In the Star Trek episode "Day of the Dove," humans and Klingons are stranded together on the Enterprise by a non-corporeal life form that feeds on hate. They ultimately outwit the creature by banding together. Commander Kang declares, "Only a fool fights in a burning house!"
The world's literature is filled with gods and demons to which we ascribe great power; but students of history know that otherworldly interventions are not needed to explain human bellicosity.
Some Americans did not lay down their rhetorical swords as celebrations broke out following the news that Osama bin Laden was dead. On the far right, Glenn Beck called President Obama's memorial visit to Ground Zero "obscene," "grotesque" and "victory laps," though what actually took place was a solemn wreath-laying.
On the far left, Noam Chomsky denied the evidence that bin Laden was responsible for the 9/11 attacks, and wrote, "We might ask ourselves how we would be reacting if Iraqi commandos landed at George W. Bush's compound, assassinated him, and dumped his body in the Atlantic. Uncontroversially, his crimes vastly exceed bin Laden's…." In what alternate universe is such a claim uncontroversial?
And did you hear about the flag flap? On May 5, Jake Tapper of ABC News tweeted from Ground Zero, "One minute to air and they decided to take the flag down from the live shot!" The right-wing blogosphere, incited by Michelle Malkin and Matt ''First & Worst'' Drudge, jumped to the conclusion that Obama had ordered the U.S. flag removed. This despite news photos that clearly showed the flag on display during the wreath-laying.
As Media Matters notes, "Tapper's tweet was posted at 6:30 pm – hours after the president had left." In fact, the flag is taken down every night; but the 'wingers were so hooked on their Obama-hates-America narrative that the story was too good to check.
Let's turn to another global hotspot, the City University of New York, where trustee Jeffrey S. Wiesenfeld persuaded his colleagues to block an honorary degree for playwright Tony Kushner, whom he accused of charging Israel with ethnic cleansing. Kushner expressed outrage, though he admitted making the remark.

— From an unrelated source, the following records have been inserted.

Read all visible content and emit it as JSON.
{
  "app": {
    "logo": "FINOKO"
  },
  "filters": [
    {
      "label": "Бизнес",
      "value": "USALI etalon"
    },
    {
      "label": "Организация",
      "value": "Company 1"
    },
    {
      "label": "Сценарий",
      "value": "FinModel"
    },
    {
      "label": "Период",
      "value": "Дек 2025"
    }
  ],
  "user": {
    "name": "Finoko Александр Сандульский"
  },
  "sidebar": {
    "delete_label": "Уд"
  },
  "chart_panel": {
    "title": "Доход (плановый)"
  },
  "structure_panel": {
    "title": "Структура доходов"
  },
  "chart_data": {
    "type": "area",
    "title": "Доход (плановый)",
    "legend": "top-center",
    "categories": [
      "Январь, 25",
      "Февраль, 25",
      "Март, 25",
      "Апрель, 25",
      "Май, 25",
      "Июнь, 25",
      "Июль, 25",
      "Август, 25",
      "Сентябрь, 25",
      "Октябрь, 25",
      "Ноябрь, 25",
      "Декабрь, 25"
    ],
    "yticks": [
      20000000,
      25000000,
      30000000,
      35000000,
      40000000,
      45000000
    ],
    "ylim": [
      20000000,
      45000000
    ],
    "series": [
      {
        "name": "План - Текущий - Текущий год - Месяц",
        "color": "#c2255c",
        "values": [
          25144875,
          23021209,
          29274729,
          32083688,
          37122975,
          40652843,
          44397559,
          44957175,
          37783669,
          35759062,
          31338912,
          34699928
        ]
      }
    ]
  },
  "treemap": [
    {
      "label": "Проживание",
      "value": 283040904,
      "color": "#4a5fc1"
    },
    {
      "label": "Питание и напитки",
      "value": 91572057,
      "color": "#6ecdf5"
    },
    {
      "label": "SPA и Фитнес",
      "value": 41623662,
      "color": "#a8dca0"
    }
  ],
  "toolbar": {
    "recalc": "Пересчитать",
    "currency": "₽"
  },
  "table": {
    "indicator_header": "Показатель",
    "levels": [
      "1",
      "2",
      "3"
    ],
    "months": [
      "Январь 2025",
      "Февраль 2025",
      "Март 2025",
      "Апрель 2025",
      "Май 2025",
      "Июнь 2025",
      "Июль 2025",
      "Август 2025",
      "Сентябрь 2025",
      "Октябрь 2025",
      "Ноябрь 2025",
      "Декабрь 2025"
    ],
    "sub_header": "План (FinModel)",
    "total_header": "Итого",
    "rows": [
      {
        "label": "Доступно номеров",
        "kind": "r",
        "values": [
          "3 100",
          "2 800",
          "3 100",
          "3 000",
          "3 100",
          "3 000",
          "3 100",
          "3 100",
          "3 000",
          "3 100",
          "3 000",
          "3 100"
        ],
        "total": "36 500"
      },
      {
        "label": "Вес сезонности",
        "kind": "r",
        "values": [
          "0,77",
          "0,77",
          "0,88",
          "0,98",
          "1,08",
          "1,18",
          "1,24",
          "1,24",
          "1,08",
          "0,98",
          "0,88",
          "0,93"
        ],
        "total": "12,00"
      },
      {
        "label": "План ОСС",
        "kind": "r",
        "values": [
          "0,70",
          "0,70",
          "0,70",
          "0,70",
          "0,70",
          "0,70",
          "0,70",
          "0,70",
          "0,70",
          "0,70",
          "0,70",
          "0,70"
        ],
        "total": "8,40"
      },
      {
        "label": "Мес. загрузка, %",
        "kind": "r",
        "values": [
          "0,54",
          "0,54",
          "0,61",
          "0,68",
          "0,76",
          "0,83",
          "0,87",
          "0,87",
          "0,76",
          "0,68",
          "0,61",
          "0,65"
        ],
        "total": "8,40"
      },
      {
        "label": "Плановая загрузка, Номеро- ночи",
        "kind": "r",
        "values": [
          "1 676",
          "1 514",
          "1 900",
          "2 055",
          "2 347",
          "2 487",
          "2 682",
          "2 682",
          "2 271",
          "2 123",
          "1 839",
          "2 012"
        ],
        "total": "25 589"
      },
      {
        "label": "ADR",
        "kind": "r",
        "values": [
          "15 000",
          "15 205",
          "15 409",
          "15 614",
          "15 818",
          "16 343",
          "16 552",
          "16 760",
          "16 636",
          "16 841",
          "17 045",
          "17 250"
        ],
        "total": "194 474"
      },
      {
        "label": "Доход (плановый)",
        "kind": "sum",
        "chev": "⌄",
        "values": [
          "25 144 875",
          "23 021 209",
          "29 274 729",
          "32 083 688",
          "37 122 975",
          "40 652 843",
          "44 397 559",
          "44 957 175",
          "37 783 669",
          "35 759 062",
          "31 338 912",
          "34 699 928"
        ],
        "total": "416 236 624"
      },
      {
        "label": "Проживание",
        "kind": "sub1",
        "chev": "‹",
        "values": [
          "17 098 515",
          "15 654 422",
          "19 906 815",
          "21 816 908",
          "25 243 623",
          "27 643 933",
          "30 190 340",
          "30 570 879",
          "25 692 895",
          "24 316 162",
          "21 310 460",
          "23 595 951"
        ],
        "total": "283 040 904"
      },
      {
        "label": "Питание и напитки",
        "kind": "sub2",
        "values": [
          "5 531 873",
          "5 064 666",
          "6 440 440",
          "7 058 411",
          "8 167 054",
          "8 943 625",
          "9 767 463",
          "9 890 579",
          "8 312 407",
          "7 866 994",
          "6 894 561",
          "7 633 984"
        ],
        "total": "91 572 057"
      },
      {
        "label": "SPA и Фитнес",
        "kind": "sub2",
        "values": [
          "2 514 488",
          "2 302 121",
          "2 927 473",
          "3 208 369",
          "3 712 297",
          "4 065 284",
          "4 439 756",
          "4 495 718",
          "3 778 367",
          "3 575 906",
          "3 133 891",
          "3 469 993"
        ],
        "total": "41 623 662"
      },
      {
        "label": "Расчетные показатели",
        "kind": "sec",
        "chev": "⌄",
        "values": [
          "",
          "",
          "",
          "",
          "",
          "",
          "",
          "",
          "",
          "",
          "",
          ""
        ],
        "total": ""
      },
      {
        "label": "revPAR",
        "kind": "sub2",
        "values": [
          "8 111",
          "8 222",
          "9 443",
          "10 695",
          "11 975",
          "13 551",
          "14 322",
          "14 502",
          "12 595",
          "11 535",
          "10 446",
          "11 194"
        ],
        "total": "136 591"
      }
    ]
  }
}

Wiesenfeld, meanwhile, said to The New York Times about Palestinians, "People who worship death for their children are not human. … They have developed a culture which is unprecedented in human history." Blogger Andrew Sullivan slammed "not human" as meaning "less than human." He noted that the Palestinians and their allies do even more of this to the Jews; but like others he drew a false moral equivalence between the embattled Israel's excesses and its enemies' explicitly eliminationist policies.
[Update: The executive committee of CUNY's Board of Trustees voted on May 9 to give Kushner the honorary degree.]
Amid so much rancor, a fleeting moment of unity, or at least levity, came to America's sparring elites on May 6 in the strange guise of a lawsuit. Scott Bloch, the anti-gay former head of the U.S. Office of Special Counsel who was brought down after hiring Geeks On Call to wipe his government computer of incriminating evidence, sued a bipartisan honor roll from Karl Rove to Elaine Kaplan to the Human Rights Campaign on a bewildering array of racketeering and other charges. Everyone, it seems, was out to get him.
Some conspiracies are real, of course, but the voices in our heads are usually from gods and dogmas of our own making. Leaders who replace ideology with thoughtfulness and pragmatism can chart a wiser course, as Obama did in Cairo two years ago when he addressed the world's Muslims. Proceeding now from strength, and lifted by the Arab Spring of young Muslims risking their lives for freedom, the president has an opening to outflank the fanatics here and abroad who fight in a burning house.